JC : Quelle est votre vision des marchés boursiers ? Pensez-vous que nous approchons de l'éclatement d'une bulle financière ?
OC : Je pense que le principal moteur de la croissance de l'économie américaine a été l'agressivité des politiques monétaire et fiscale. Cependant, nous approchons maintenant des limites de l'expansion budgétaire. Le volet monétaire de cette équation a pris fin il y a quelque temps, et je pense que ce changement sur le plan des liquidités aura un impact important sur le marché. La question clé est de savoir si les décideurs politiques peuvent maintenir les conditions actuelles en réduisant les dépenses ou en mettant en œuvre des mesures d'austérité. Toutefois, maintenir l'austérité devient très difficile une fois que la croissance économique commence à se contracter. À un moment donné, je prévois un retour de la relance budgétaire, ainsi qu'un certain degré de contrôle de la courbe des taux. Bien que je ne pense pas que ce changement soit imminent, je l'envisage comme un scénario probable à l'avenir.
Pour l'instant, la stratégie qui prévaut consiste à tenter de réduire les dépenses et d'en observer les conséquences. La logique de cette approche est claire : si les dépenses ne sont pas contrôlées, les États-Unis risquent de connaître ce que je décrirais comme un "épisode de marché émergent", caractérisé par une perte de confiance sévère à la fois dans les titres du Trésor américain et dans le dollar lui-même. À mon avis, les États-Unis étaient sur le point de vivre une telle situation depuis un certain temps, ce qui nécessitait un changement d'orientation politique.
Les efforts visant à réduire les dépenses inutiles - à l'exclusion des réductions du budget de la défense et d'autres dépenses politiquement sensibles - font l'objet de discussions actives. Cependant, il est important de reconnaître que même les dépenses publiques inefficaces contribuent à la liquidité économique globale. Par conséquent, l'abandon de ces dépenses aura inévitablement un impact sur les marchés. Actuellement, les marchés financiers n'évaluent pas ce risque de manière adéquate. Compte tenu de ces facteurs, je pense que nous nous dirigeons vers une correction importante du marché boursier dans son ensemble.
JC : Pensez-vous que la croissance économique américaine sera nettement supérieure à celle des autres économies ?
OC : Je pense que nous sommes plus proches de la fin de l'exceptionnalisme américain - du moins du point de vue du marché - que de son début. Cependant, je fais la distinction entre cela et le leadership politique, car ces aspects sont distincts. Les États-Unis commencent enfin à reconnaître certains des déséquilibres économiques qui ont alimenté des rendements extraordinaires au fil des ans. Ces déséquilibres atteignent maintenant leur paroxysme et nécessitent des mesures correctives.

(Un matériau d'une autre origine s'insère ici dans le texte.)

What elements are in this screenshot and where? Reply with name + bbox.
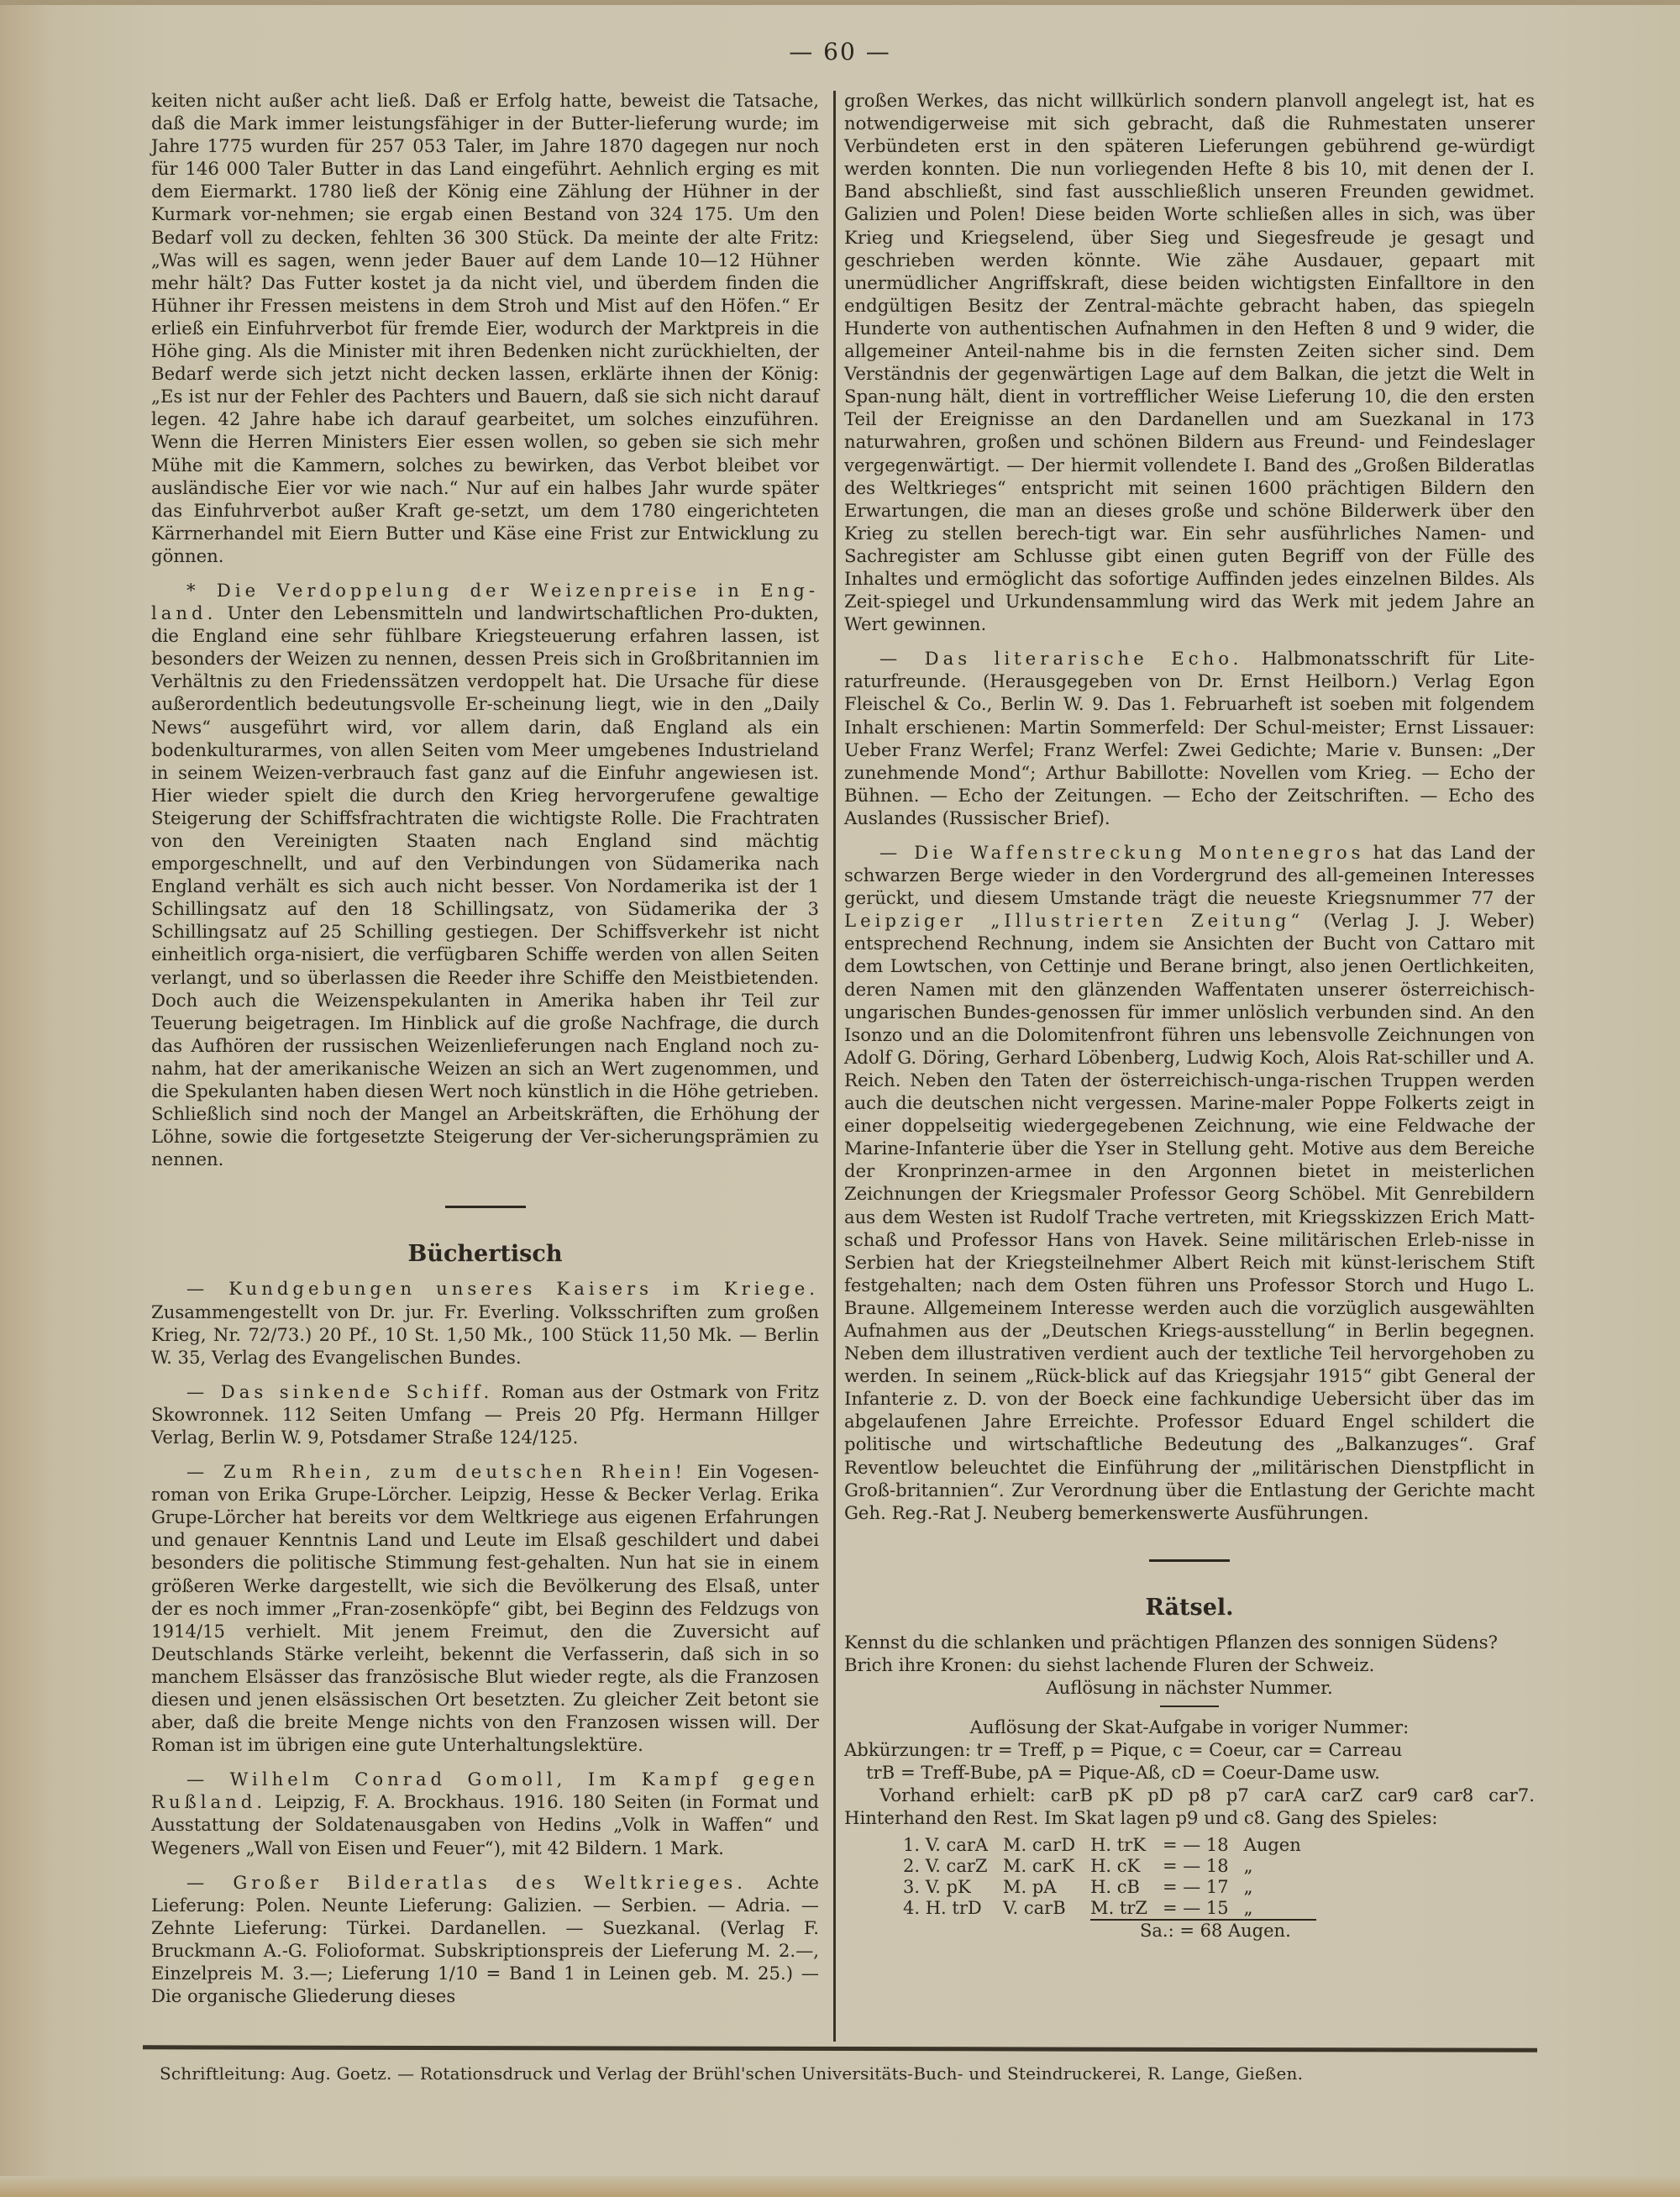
- table-row-total: Sa.: = 68 Augen.: [903, 1920, 1316, 1942]
- paragraph-bilderatlas-continued: großen Werkes, das nicht willkürlich son…: [844, 89, 1535, 635]
- article-body: (Verlag J. J. Weber) entsprechend Rechnu…: [844, 910, 1535, 1522]
- cell-mittelhand: M. carK: [1003, 1856, 1090, 1877]
- footer-rule: [143, 2045, 1537, 2052]
- cell-hinterhand: H. cB: [1090, 1877, 1163, 1898]
- cell-mittelhand: M. pA: [1003, 1877, 1090, 1898]
- book-body: Zusammengestellt von Dr. jur. Fr. Everli…: [151, 1301, 819, 1368]
- section-heading-buechertisch: Büchertisch: [151, 1240, 819, 1269]
- divider-dash: [1160, 1706, 1219, 1707]
- cell-points: = — 17: [1163, 1877, 1244, 1898]
- cell-vorhand: 1. V. carA: [903, 1835, 1003, 1856]
- page-number: — 60 —: [0, 38, 1680, 66]
- cell-hinterhand: H. cK: [1090, 1856, 1163, 1877]
- book-review: — Das sinkende Schiff. Roman aus der Ost…: [151, 1380, 819, 1448]
- section-divider: [445, 1206, 526, 1208]
- cell-unit: „: [1244, 1856, 1316, 1877]
- skat-heading: Auflösung der Skat-Aufgabe in voriger Nu…: [844, 1716, 1535, 1738]
- cell-unit: Augen: [1244, 1835, 1316, 1856]
- article-title: — Die Waffenstreckung Montenegros: [879, 842, 1365, 863]
- book-title: — Das literarische Echo.: [879, 648, 1242, 669]
- article-weizenpreise: * Die Verdoppelung der Weizenpreise in E…: [151, 579, 819, 1170]
- cell-points: = — 18: [1163, 1835, 1244, 1856]
- article-body: Unter den Lebensmitteln und landwirtscha…: [151, 602, 819, 1169]
- page-top-edge: [0, 0, 1680, 5]
- cell-points: = — 18: [1163, 1856, 1244, 1877]
- book-title: — Großer Bilderatlas des Weltkrieges.: [186, 1872, 747, 1893]
- cell-unit: „: [1244, 1877, 1316, 1898]
- cell-vorhand: 2. V. carZ: [903, 1856, 1003, 1877]
- skat-setup: Vorhand erhielt: carB pK pD p8 p7 carA c…: [844, 1784, 1535, 1829]
- skat-tricks-table: 1. V. carA M. carD H. trK = — 18 Augen 2…: [903, 1835, 1316, 1942]
- cell-hinterhand: H. trK: [1090, 1835, 1163, 1856]
- skat-total: Sa.: = 68 Augen.: [1090, 1920, 1316, 1942]
- book-body: Ein Vogesen-roman von Erika Grupe-Lörche…: [151, 1461, 819, 1755]
- article-montenegro: — Die Waffenstreckung Montenegros hat da…: [844, 841, 1535, 1524]
- riddle-line: Brich ihre Kronen: du siehst lachende Fl…: [844, 1653, 1535, 1676]
- right-column: großen Werkes, das nicht willkürlich son…: [844, 89, 1535, 1942]
- imprint-footer: Schriftleitung: Aug. Goetz. — Rotationsd…: [160, 2063, 1470, 2084]
- cell-vorhand: 3. V. pK: [903, 1877, 1003, 1898]
- page-bottom-edge: [0, 2176, 1680, 2197]
- table-row: 2. V. carZ M. carK H. cK = — 18 „: [903, 1856, 1316, 1877]
- section-divider: [1149, 1559, 1230, 1562]
- cell-mittelhand: M. carD: [1003, 1835, 1090, 1856]
- book-review: — Großer Bilderatlas des Weltkrieges. Ac…: [151, 1871, 819, 2008]
- section-heading-raetsel: Rätsel.: [844, 1594, 1535, 1622]
- book-title: — Das sinkende Schiff.: [186, 1381, 493, 1402]
- table-row: 1. V. carA M. carD H. trK = — 18 Augen: [903, 1835, 1316, 1856]
- book-review: — Zum Rhein, zum deutschen Rhein! Ein Vo…: [151, 1460, 819, 1756]
- table-row: 3. V. pK M. pA H. cB = — 17 „: [903, 1877, 1316, 1898]
- table-row: 4. H. trD V. carB M. trZ = — 15 „: [903, 1898, 1316, 1920]
- publication-name: Leipziger „Illustrierten Zeitung“: [844, 910, 1304, 931]
- column-divider: [833, 91, 836, 2042]
- skat-abbreviations: Abkürzungen: tr = Treff, p = Pique, c = …: [844, 1738, 1535, 1761]
- cell-mittelhand: V. carB: [1003, 1898, 1090, 1920]
- skat-abbreviations: trB = Treff-Bube, pA = Pique-Aß, cD = Co…: [844, 1761, 1535, 1784]
- paragraph-butter-eggs: keiten nicht außer acht ließ. Daß er Erf…: [151, 89, 819, 567]
- book-review: — Wilhelm Conrad Gomoll, Im Kampf gegen …: [151, 1768, 819, 1858]
- cell-unit: „: [1244, 1898, 1316, 1920]
- book-review-literarisches-echo: — Das literarische Echo. Halbmonatsschri…: [844, 647, 1535, 829]
- cell-points: = — 15: [1163, 1898, 1244, 1920]
- book-review: — Kundgebungen unseres Kaisers im Kriege…: [151, 1277, 819, 1368]
- book-title: — Zum Rhein, zum deutschen Rhein!: [186, 1461, 686, 1482]
- riddle-note: Auflösung in nächster Nummer.: [844, 1676, 1535, 1699]
- book-title: — Kundgebungen unseres Kaisers im Kriege…: [186, 1278, 819, 1299]
- book-body: Halbmonatsschrift für Lite-raturfreunde.…: [844, 648, 1535, 828]
- left-column: keiten nicht außer acht ließ. Daß er Erf…: [151, 89, 819, 2007]
- riddle-line: Kennst du die schlanken und prächtigen P…: [844, 1631, 1535, 1653]
- cell-hinterhand: M. trZ: [1090, 1898, 1163, 1920]
- cell-vorhand: 4. H. trD: [903, 1898, 1003, 1920]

Pour relever ces défis, il faut s'orienter vers un programme plus populiste - pas nécessairement dans le sens négatif du terme, mais plutôt sous la forme de changements structurels dans les politiques à venir. C'est pourquoi nous (aux États-Unis) assistons à des discussions sur la réévaluation de l'or et à des propositions de création d'un fonds souverain. L'idée de monétiser les actifs nationaux est désormais envisagée, en parallèle avec d'autres changements de politique qui n'ont pas été sérieusement discutés depuis des décennies. À mon avis, ces changements sont susceptibles de coïncider avec une évolution de la force du billet vert. À mesure que le dollar s'affaiblira, nous assisterons probablement à un ajustement correspondant des actifs qui ont bénéficié des afflux de capitaux américains par le passé.